Dingding Zhao

Graduate Student

dingdingzhao@ucsb.edu

About

 

Dingding Zhao (she/her) is a first-year MA/PhD student in Theater, Dance, and Performance Studies at the University of California, Santa Barbara, where she is supported as a Chancellor’s Fellow. Her
research investigates how contemporary and modern dance negotiates questions of urban transformation, internal migration, and the embodied experience of modernity. Drawing from dance
modernisms and critical dance studies, she examines how movement practices articulate spatial politics and shifting social conditions across twentieth- and twenty-first-century contexts.

Dingding’s recent paper, The Station as Heterotopia: A Contemporary Chinese Odyssey, was presented at the 2025 IAIR-IACCP Joint Conference in Brisbane, Australia. She is currently expanding
this work into a broader inquiry on dance theater as a site where mobility, affect, and cultural memory intersect. Her developing research links these movement vocabularies to global conversations on mobility and place-making, exploring how dance remembers, disperses, and reassembles diasporic histories.

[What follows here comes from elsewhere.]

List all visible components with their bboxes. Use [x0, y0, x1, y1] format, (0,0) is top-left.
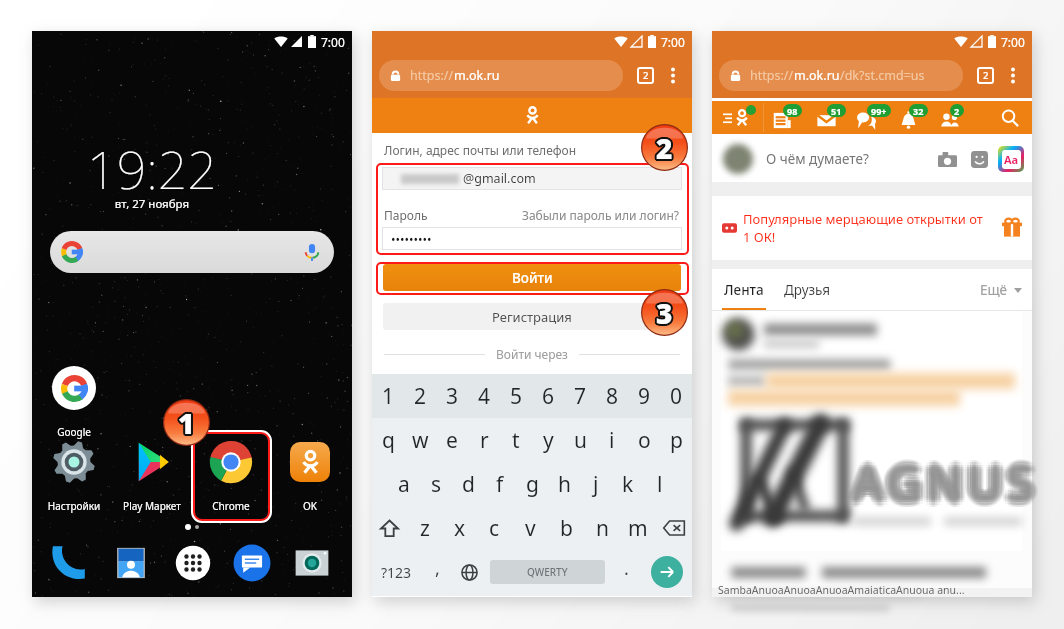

As an artist, Dingding works primarily in contemporary and modern dance. While she began her training in Chinese classical and ethnic folk dance, her subsequent engagements with jazz, waacking, hip-hop, and other street-informed vocabularies have shaped her sensibility toward rhythm, gesture, and improvisation. In recent years, she has deepened her practice with Natural Dance Theatre refining a grounded, relational movement language. Dingding’s creative portfolio includes the solo works Walking Fish (2025) and Daylily (2024), as well as the ensemble pieces Dai Blossom (2025) and Aguli (2022), which experiment with fusing Dai ethnic movement with street dance forms. Across these projects, she is interested in how contemporary choreography can reframe cultural memory, embody transitional states, and generate new possibilities for kinesthetic belonging.